PostgreSQL – Replication

postgresqlreplication

I have several questions about the (streaming) replication in PostgreSQL 10:

  1. In case of a failover, how should I rebuild the standby ? Do I
    have to take a backup of the new primary and rebuild the new standby (in this case, I'm sure to have the latest version of all the file in my standby) ? Or do I have to take the backup of the old primary, restore it and apply some WAL (the restore operation will be shorted in this case) ? Both solutions work and both solutions have theirs pros and cons.
  2. The modifications in the configurations files
    aren't replicated (postgresql.conf, pg_hba.conf). Do you have any
    solutions/feedbacks to keep the configuration up to date in the
    standby database ?

Thanks for your help,

Best Answer

For converting a failed master into a new replica, you could look into pg_rewind. I have not used it, but my understanding is that this is its entire reason for being. I think it would be simpler and safer to simply throw away the failed master and reclone from the new master with pg_basebackup, but that could certainly be a bit hard on the network bandwidth.

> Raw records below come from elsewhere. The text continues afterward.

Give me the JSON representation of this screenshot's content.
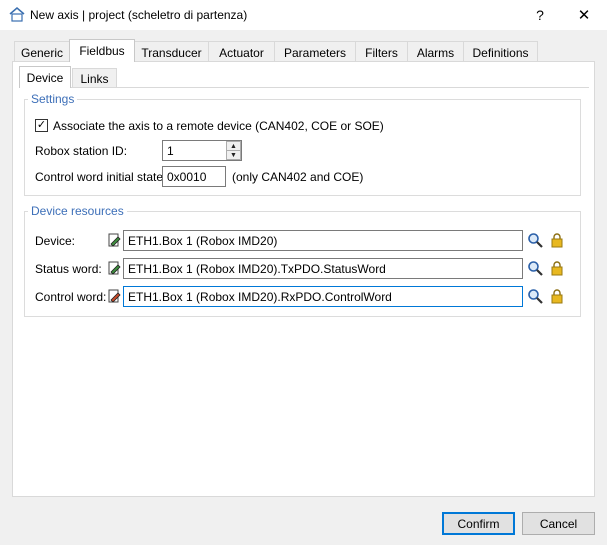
{
  "window": {
    "title": "New axis | project (scheletro di partenza)",
    "help_glyph": "?",
    "close_glyph": "✕"
  },
  "tabs": [
    {
      "label": "Generic"
    },
    {
      "label": "Fieldbus"
    },
    {
      "label": "Transducer"
    },
    {
      "label": "Actuator"
    },
    {
      "label": "Parameters"
    },
    {
      "label": "Filters"
    },
    {
      "label": "Alarms"
    },
    {
      "label": "Definitions"
    }
  ],
  "active_tab": "Fieldbus",
  "subtabs": [
    {
      "label": "Device"
    },
    {
      "label": "Links"
    }
  ],
  "active_subtab": "Device",
  "settings": {
    "title": "Settings",
    "associate_checked": true,
    "associate_label": "Associate the axis to a remote device (CAN402, COE or SOE)",
    "station_label": "Robox station ID:",
    "station_value": "1",
    "control_state_label": "Control word initial state:",
    "control_state_value": "0x0010",
    "control_state_note": "(only CAN402 and COE)"
  },
  "resources": {
    "title": "Device resources",
    "rows": [
      {
        "label": "Device:",
        "value": "ETH1.Box 1 (Robox IMD20)",
        "icon": "device-icon"
      },
      {
        "label": "Status word:",
        "value": "ETH1.Box 1 (Robox IMD20).TxPDO.StatusWord",
        "icon": "status-word-icon"
      },
      {
        "label": "Control word:",
        "value": "ETH1.Box 1 (Robox IMD20).RxPDO.ControlWord",
        "icon": "control-word-icon"
      }
    ]
  },
  "buttons": {
    "confirm": "Confirm",
    "cancel": "Cancel"
  },
  "colors": {
    "accent": "#0078d7",
    "group_title": "#3d6fb8",
    "lock": "#e8b820"
  }
}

For keeping configuration files in sync, I don't think it would be reasonable to create an elaborate tool just for PostgreSQL. There are already-built elaborate tools for configuration file management, such as Chef, CFEngine, and Puppet, and they should work for PostgreSQL config files the same way as they work for apache, sendmail, etc. Personally, every time I deploy a config change to production master (maybe twice a year?) I just ask myself "Should this change also go to the replica?" and if the answer is "yes" I go make the change. If I wanted to go beyond that, I would use an established configuration management tool. But there is one trick I use for backing up the config files. When you use pg_basebackup -Ft -z -D backup_dir for a single-tablespace database, it creates a directory backup_dir with just a single base.tar.gz file in it. If I change a config file and don't feel like taking a new base backup, I just copy the config file into that directory to live beside the base.tar.gz file. If you have a restore/clone script, it is pretty easy to have it copy any 'loose' files it finds in the backup directory to overwrite any that it just unpacked from tar.